1216 – Warn via Logwatch when sshd PermitRootLogin is in effect

Bug 1216 - Warn via Logwatch when sshd PermitRootLogin is in effect

Summary: Warn via Logwatch when sshd PermitRootLogin is in effect

Status:	CLOSED WONTFIX

Alias:	None

Product:	Portable OpenSSH
Classification:	Unclassified
Component:	sshd (show other bugs)
Version:	4.3p2
Hardware:	ix86 Linux

Importance:	P2 enhancement
Assignee:	Assigned to nobody

URL:
Keywords:

Depends on:
Blocks:

Reported:	2006-08-10 02:48 AEST by Don Russell
Modified:	2006-10-07 11:45 AEST (History)
CC List:	0 users

See Also:

Attachments
Add an attachment (proposed patch, testcase, etc.)

Note You need to log in before you can comment on or make changes to this bug.

Description Don Russell 2006-08-10 02:48:08 AEST

I originally entered this as a Linux Fedora Core 5 bug/rfe:
Ref. https://bugzilla.redhat.com/bugzilla/show_bug.cgi?id=201794
I was referred "upstream", and here I am. :-)

For various reasons, allowing root acess by default is desirable. That's fine.... I'm not asking to change the default. 

It would be beneficial to bring that little gem to sysadmins' attention by producing a periodic (daily) warning via the Logwatch report.

I would like to see something in my Logwatch report (SSHD section) like:
Warning: root access is allowed via ssh. Ref /etc/ssh/sshd_config

Perhaps a new option in /etc/ssh/sshd_config:
PermitRootLoginWarn yes

Or, as the Fedora people suggested, perhaps a new value for the PermitRootLogin option:
   yes - allow access (default)
   no  - deny access
   warn - implies "allow access", issue periodic (daily) warning via logwatch mechanism.

Personally, I prefer a new option keyword, I think it is more clear.

Both options should be anabled by default, the syadmin can then make an informed decision:

1 - turn off the warning (yes, I know, I want that)
2 - deny root logon (say what?! Thanks for telling me, I'll stop that right now)
3 - I like seeing the warning everyday :-)

Thanks :-)

Comment 1 Darren Tucker 2006-08-10 07:28:40 AEST

I don't see any point to this.  If you want something like this just add a cron job:

egrep -i '^permitrootlogin.*no' /etc/ssh/sshd_config || logger root login allowed via ssh

Comment 2 Don Russell 2006-08-10 07:47:47 AEST

(In reply to comment #1)
> I don't see any point to this.

The point is that after an initial install, root login is permitted via a remote connection. (granted, authentication is still required, I'm not suggesting that un-authenticated access is allowed.)

If people knew enough to add the suggested cron job, then they also know enough to ensure the PermitRootLogin option is correct for their own environment and therefore do not need the cron jb.

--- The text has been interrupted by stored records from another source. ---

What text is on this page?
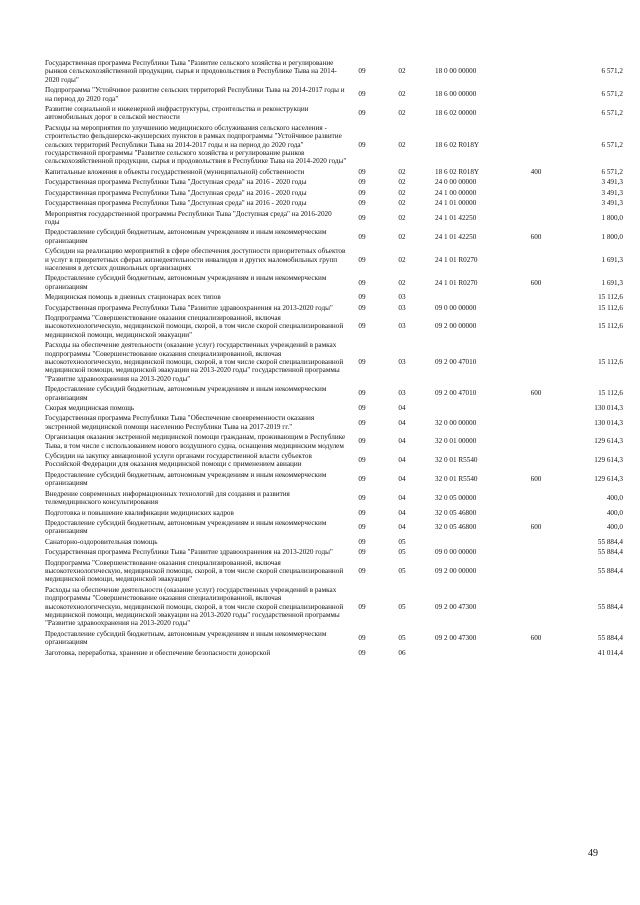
Государственная программа Республики Тыва "Развитие сельского хозяйства и регулирование рынков сельскохозяйственной продукции, сырья и продовольствия в Республике Тыва на 2014-2020 годы"	09	02	18 0 00 00000		6 571,2
Подпрограмма "Устойчивое развитие сельских территорий Республики Тыва на 2014-2017 годы и на период до 2020 года"	09	02	18 6 00 00000		6 571,2
Развитие социальной и инженерной инфраструктуры, строительства и реконструкции автомобильных дорог в сельской местности	09	02	18 6 02 00000		6 571,2
Расходы на мероприятия по улучшению медицинского обслуживания сельского населения - строительство фельдшерско-акушерских пунктов в рамках подпрограммы "Устойчивое развитие сельских территорий Республики Тыва на 2014-2017 годы и на период до 2020 года" государственной программы "Развитие сельского хозяйства и регулирование рынков сельскохозяйственной продукции, сырья и продовольствия в Республике Тыва на 2014-2020 годы"	09	02	18 6 02 R018Y		6 571,2
Капитальные вложения в объекты государственной (муниципальной) собственности	09	02	18 6 02 R018Y	400	6 571,2
Государственная программа Республики Тыва "Доступная среда" на 2016 - 2020 годы	09	02	24 0 00 00000		3 491,3
Государственная программа Республики Тыва "Доступная среда" на 2016 - 2020 годы	09	02	24 1 00 00000		3 491,3
Государственная программа Республики Тыва "Доступная среда" на 2016 - 2020 годы	09	02	24 1 01 00000		3 491,3
Мероприятия государственной программы Республики Тыва "Доступная среда" на 2016-2020 годы	09	02	24 1 01 42250		1 800,0
Предоставление субсидий бюджетным, автономным учреждениям и иным некоммерческим организациям	09	02	24 1 01 42250	600	1 800,0
Субсидии на реализацию мероприятий в сфере обеспечения доступности приоритетных объектов и услуг в приоритетных сферах жизнедеятельности инвалидов и других маломобильных групп населения в детских дошкольных организациях	09	02	24 1 01 R0270		1 691,3
Предоставление субсидий бюджетным, автономным учреждениям и иным некоммерческим организациям	09	02	24 1 01 R0270	600	1 691,3
Медицинская помощь в дневных стационарах всех типов	09	03			15 112,6
Государственная программа Республики Тыва "Развитие здравоохранения на 2013-2020 годы"	09	03	09 0 00 00000		15 112,6
Подпрограмма "Совершенствование оказания специализированной, включая высокотехнологическую, медицинской помощи, скорой, в том числе скорой специализированной медицинской помощи, медицинской эвакуации"	09	03	09 2 00 00000		15 112,6
Расходы на обеспечение деятельности (оказание услуг) государственных учреждений в рамках подпрограммы "Совершенствование оказания специализированной, включая высокотехнологическую, медицинской помощи, скорой, в том числе скорой специализированной медицинской помощи, медицинской эвакуации на 2013-2020 годы" государственной программы "Развитие здравоохранения на 2013-2020 годы"	09	03	09 2 00 47010		15 112,6
Предоставление субсидий бюджетным, автономным учреждениям и иным некоммерческим организациям	09	03	09 2 00 47010	600	15 112,6
Скорая медицинская помощь	09	04			130 014,3
Государственная программа Республики Тыва "Обеспечение своевременности оказания экстренной медицинской помощи населению Республики Тыва на 2017-2019 гг."	09	04	32 0 00 00000		130 014,3
Организация оказания экстренной медицинской помощи гражданам, проживающим в Республике Тыва, в том числе с использованием нового воздушного судна, оснащения медицинским модулем	09	04	32 0 01 00000		129 614,3
Субсидии на закупку авиационной услуги органами государственной власти субъектов Российской Федерации для оказания медицинской помощи с применением авиации	09	04	32 0 01 R5540		129 614,3
Предоставление субсидий бюджетным, автономным учреждениям и иным некоммерческим организациям	09	04	32 0 01 R5540	600	129 614,3
Внедрение современных информационных технологий для создания и развития телемедицинского консультирования	09	04	32 0 05 00000		400,0
Подготовка и повышение квалификации медицинских кадров	09	04	32 0 05 46800		400,0
Предоставление субсидий бюджетным, автономным учреждениям и иным некоммерческим организациям	09	04	32 0 05 46800	600	400,0
Санаторно-оздоровительная помощь	09	05			55 884,4
Государственная программа Республики Тыва "Развитие здравоохранения на 2013-2020 годы"	09	05	09 0 00 00000		55 884,4
Подпрограмма "Совершенствование оказания специализированной, включая высокотехнологическую, медицинской помощи, скорой, в том числе скорой специализированной медицинской помощи, медицинской эвакуации"	09	05	09 2 00 00000		55 884,4
Расходы на обеспечение деятельности (оказание услуг) государственных учреждений в рамках подпрограммы "Совершенствование оказания специализированной, включая высокотехнологическую, медицинской помощи, скорой, в том числе скорой специализированной медицинской помощи, медицинской эвакуации на 2013-2020 годы" государственной программы "Развитие здравоохранения на 2013-2020 годы"	09	05	09 2 00 47300		55 884,4
Предоставление субсидий бюджетным, автономным учреждениям и иным некоммерческим организациям	09	05	09 2 00 47300	600	55 884,4
Заготовка, переработка, хранение и обеспечение безопасности донорской	09	06			41 014,4
49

If sshd scheduled such a cron job when starting and seeing both "PermitRootLogin yes" and "PermitRootLoginwarn yes" options set, there would be no "surprises".

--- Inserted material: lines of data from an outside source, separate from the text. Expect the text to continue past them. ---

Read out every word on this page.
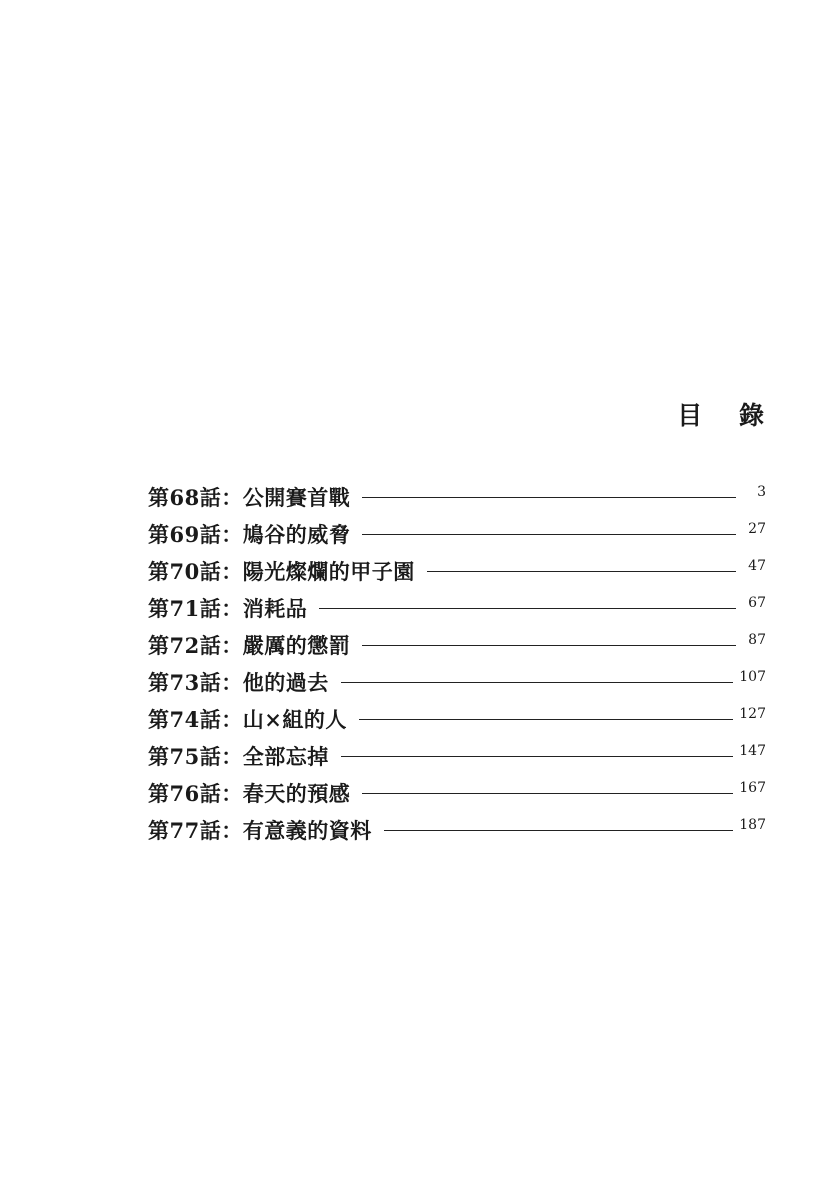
目 錄
第68話：公開賽首戰	3
第69話：鳩谷的威脅	27
第70話：陽光燦爛的甲子園	47
第71話：消耗品	67
第72話：嚴厲的懲罰	87
第73話：他的過去	107
第74話：山×組的人	127
第75話：全部忘掉	147
第76話：春天的預感	167
第77話：有意義的資料	187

Thanks for your consideration.

Comment 3 Darren Tucker 2006-08-10 07:57:46 AEST

Even in your proposal you had the default as "yes" (ie no warning), so the admin would still have to explicitly enable it.  If you want to enable something, enable a cron job.

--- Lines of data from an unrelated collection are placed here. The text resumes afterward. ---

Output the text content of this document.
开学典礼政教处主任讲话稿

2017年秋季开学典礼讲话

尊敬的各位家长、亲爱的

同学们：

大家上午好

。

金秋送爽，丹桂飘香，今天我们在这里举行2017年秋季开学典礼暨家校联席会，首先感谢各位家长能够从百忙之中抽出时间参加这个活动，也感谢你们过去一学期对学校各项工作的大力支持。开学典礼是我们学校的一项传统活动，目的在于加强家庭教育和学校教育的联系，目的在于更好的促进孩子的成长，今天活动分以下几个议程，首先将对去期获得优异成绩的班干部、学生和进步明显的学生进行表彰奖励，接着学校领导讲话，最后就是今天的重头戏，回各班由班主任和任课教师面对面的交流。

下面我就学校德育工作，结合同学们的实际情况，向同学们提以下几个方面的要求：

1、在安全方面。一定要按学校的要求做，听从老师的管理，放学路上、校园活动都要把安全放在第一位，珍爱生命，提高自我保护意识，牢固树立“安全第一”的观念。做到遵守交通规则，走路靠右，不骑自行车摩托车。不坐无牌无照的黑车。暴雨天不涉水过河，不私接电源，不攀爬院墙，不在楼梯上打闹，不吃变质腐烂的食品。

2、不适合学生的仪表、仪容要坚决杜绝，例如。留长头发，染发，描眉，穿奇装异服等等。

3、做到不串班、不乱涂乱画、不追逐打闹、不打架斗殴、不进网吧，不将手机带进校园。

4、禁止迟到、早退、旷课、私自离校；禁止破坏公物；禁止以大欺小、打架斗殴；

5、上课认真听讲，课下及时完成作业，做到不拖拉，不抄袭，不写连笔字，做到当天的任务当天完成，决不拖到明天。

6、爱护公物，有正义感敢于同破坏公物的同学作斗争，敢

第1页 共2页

So, no, I don't think we'll be implementing this.

Comment 4 Don Russell 2006-08-10 08:07:20 AEST

Yes, my example showed the PermitRootLogin yes (default)

That should have read (current default)
and then the warn setting became the new defalt option, if you opted to add a new value to the PermitRootLogin option.

Anyway... WONTFIX....

Thant's fine, all I can do is make the suggestion. It doesn't affect me (anymore),I just thought it would be little effort, and help new users.

Thanks for the speedy replies.

Regards.

Comment 5 Darren Tucker 2006-10-07 11:45:43 AEST

Change all RESOLVED bug to CLOSED with the exception of the ones fixed post-4.4.